I felt tears well into my eyes and I longed to reach out and comfort him. I knew right then what I was doing. I was breaking this man's heart for my own selfishness. Was I willing to do it? I took a steading breath.
"Raoul I never meant to hurt you or lead you on. You have helped me see what I really want and...I wish to God it was you!" I cried out. No no! Stay steady! Yet the tears flowed. "I need you to forgive me Raoul. Please. Forgive this heartbreak and maybe one day you shall find the one you truly deserve. A girl of society, of sophistication, who longs for a wonderful man like you."
"Christine, you know that doesn't matter to me. I would do anything to give you prestige and glory like you deserve. Please, don't go to him. He's a...monster!" He turned to me, tears in his eyes also.
"I wish I could believe that Raoul. But I cannot...not when I feel this way about him." I said simply. He looked hard at me. Then, he sighed.
"I knew it was a mistake. To take you away from him. Even as we courted I saw your distraction. I was too willing to look past it." He shook his head, his locks golden in the firelight. "I tried to be all I could to you Christine. I tried so hard."
I stepped forward and embraced him, sniffling a little. He stiffly wrapped his arms around me too. He held me a moment, stroking my dark curls. Then he spoke. "I knew you loved him all along. I was just hoping you'd love me more."
I looked up at him, frowning. "It's not a contest, nor an amount. It is the kind of love we share: of kinship and friendship. You are my ray of light, Raoul...yet somehow I need his darkness."
He nodded, although his eyes were still confused. He was heartbroken, yet not angry anymore. It was if all his bitterness had melted away. "Christine, I'll always love you. Know that please. Even as I have to let you go and find your song again."
I smiled and stood on tiptoe to kiss him on the lips. He deepened the kiss, gripping me to him feircly. Raoul and I had never had intimacies besides a few heated kisses, yet this kiss and this embrace was something else. It was desperate and departing...like he longed to call me back with his kiss.
I parted from him and caught my breath. "Please don't be angry with me or him. Please just move on. For me. Please." I begged through a gasping breath. All he did was nod, his face flushed, passion raging with the emotions inside him.
That night he left after a quiet last dinner, with the understanding that I was leaving in the morning. "If you need anywhere to stay, just YOU come back here. The rent is paid for the year, it's just a visiting apartment my family keeps." He assured me. I nodded at his offer.

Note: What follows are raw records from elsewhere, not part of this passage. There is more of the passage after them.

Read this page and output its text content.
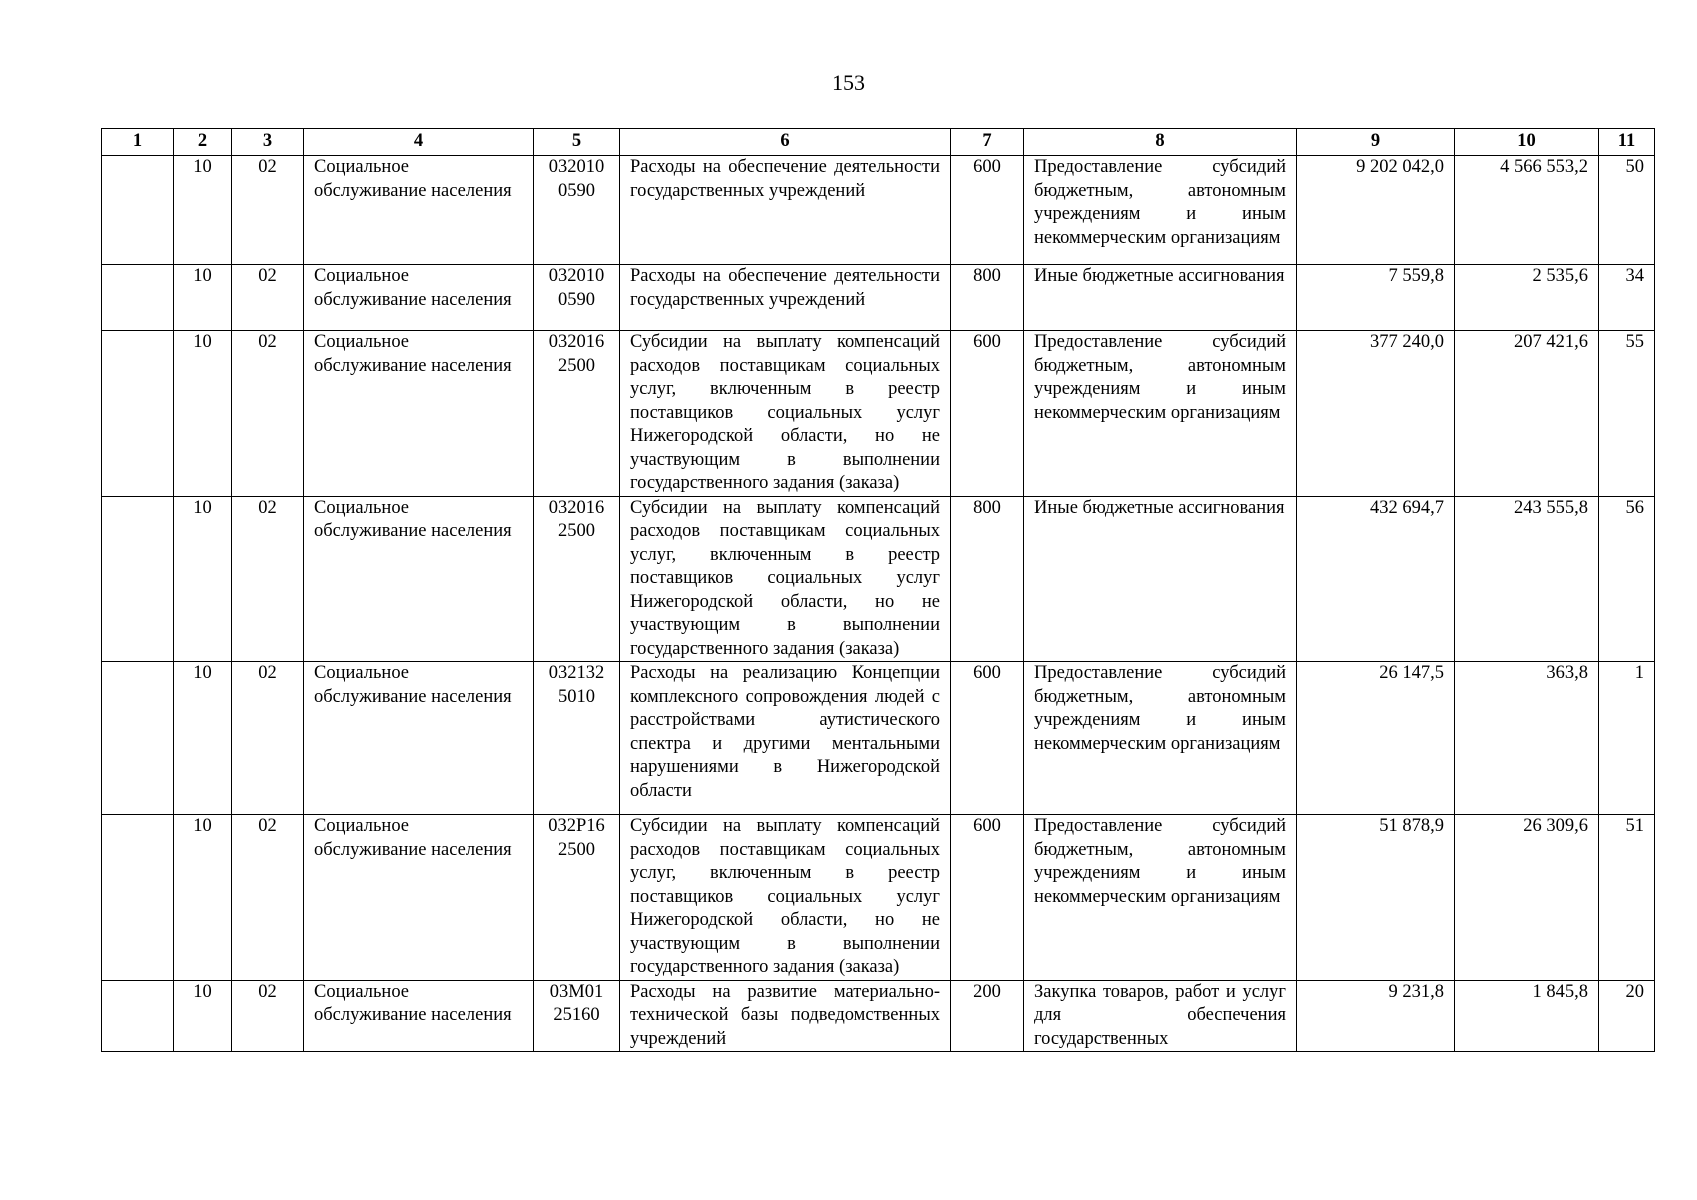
153
1	2	3	4	5	6	7	8	9	10	11
	10	02	Социальное обслуживание населения	032010 0590	Расходы на обеспечение деятельности государственных учреждений	600	Предоставление субсидий бюджетным, автономным учреждениям и иным некоммерческим организациям	9 202 042,0	4 566 553,2	50
	10	02	Социальное обслуживание населения	032010 0590	Расходы на обеспечение деятельности государственных учреждений	800	Иные бюджетные ассигнования	7 559,8	2 535,6	34
	10	02	Социальное обслуживание населения	032016 2500	Субсидии на выплату компенсаций расходов поставщикам социальных услуг, включенным в реестр поставщиков социальных услуг Нижегородской области, но не участвующим в выполнении государственного задания (заказа)	600	Предоставление субсидий бюджетным, автономным учреждениям и иным некоммерческим организациям	377 240,0	207 421,6	55
	10	02	Социальное обслуживание населения	032016 2500	Субсидии на выплату компенсаций расходов поставщикам социальных услуг, включенным в реестр поставщиков социальных услуг Нижегородской области, но не участвующим в выполнении государственного задания (заказа)	800	Иные бюджетные ассигнования	432 694,7	243 555,8	56
	10	02	Социальное обслуживание населения	032132 5010	Расходы на реализацию Концепции комплексного сопровождения людей с расстройствами аутистического спектра и другими ментальными нарушениями в Нижегородской области	600	Предоставление субсидий бюджетным, автономным учреждениям и иным некоммерческим организациям	26 147,5	363,8	1
	10	02	Социальное обслуживание населения	032P16 2500	Субсидии на выплату компенсаций расходов поставщикам социальных услуг, включенным в реестр поставщиков социальных услуг Нижегородской области, но не участвующим в выполнении государственного задания (заказа)	600	Предоставление субсидий бюджетным, автономным учреждениям и иным некоммерческим организациям	51 878,9	26 309,6	51
	10	02	Социальное обслуживание населения	03М01 25160	Расходы на развитие материально-технической базы подведомственных учреждений	200	Закупка товаров, работ и услуг для обеспечения государственных	9 231,8	1 845,8	20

"I'll keep it in mind." I said. "But please don't come looking for us. I doubt we'll stay here long." He nodded too, with understanding. The Phantom was a wanted man after all.
After dinner we embraced one last time and he wrote down his London address as well as the one for his home here. "Should you ever need me, I shall be here. I still love you Christine, and I can only hope one of us sees the light of this situation one day." He said as he left.
I paked straightaway, only what belonged to me. A few dresses, a cloak, a book or two and Papa's portrait that i had found and framed to fit in the palm of my hand. By morning, I had a carriage ordered and it dropped me off in the square. I walked the steps of the Opera house, trembling and not just from the cold.
"I pray he accepts me." I whispered to the chill air as I climbed the stairs and entered his ruined domain.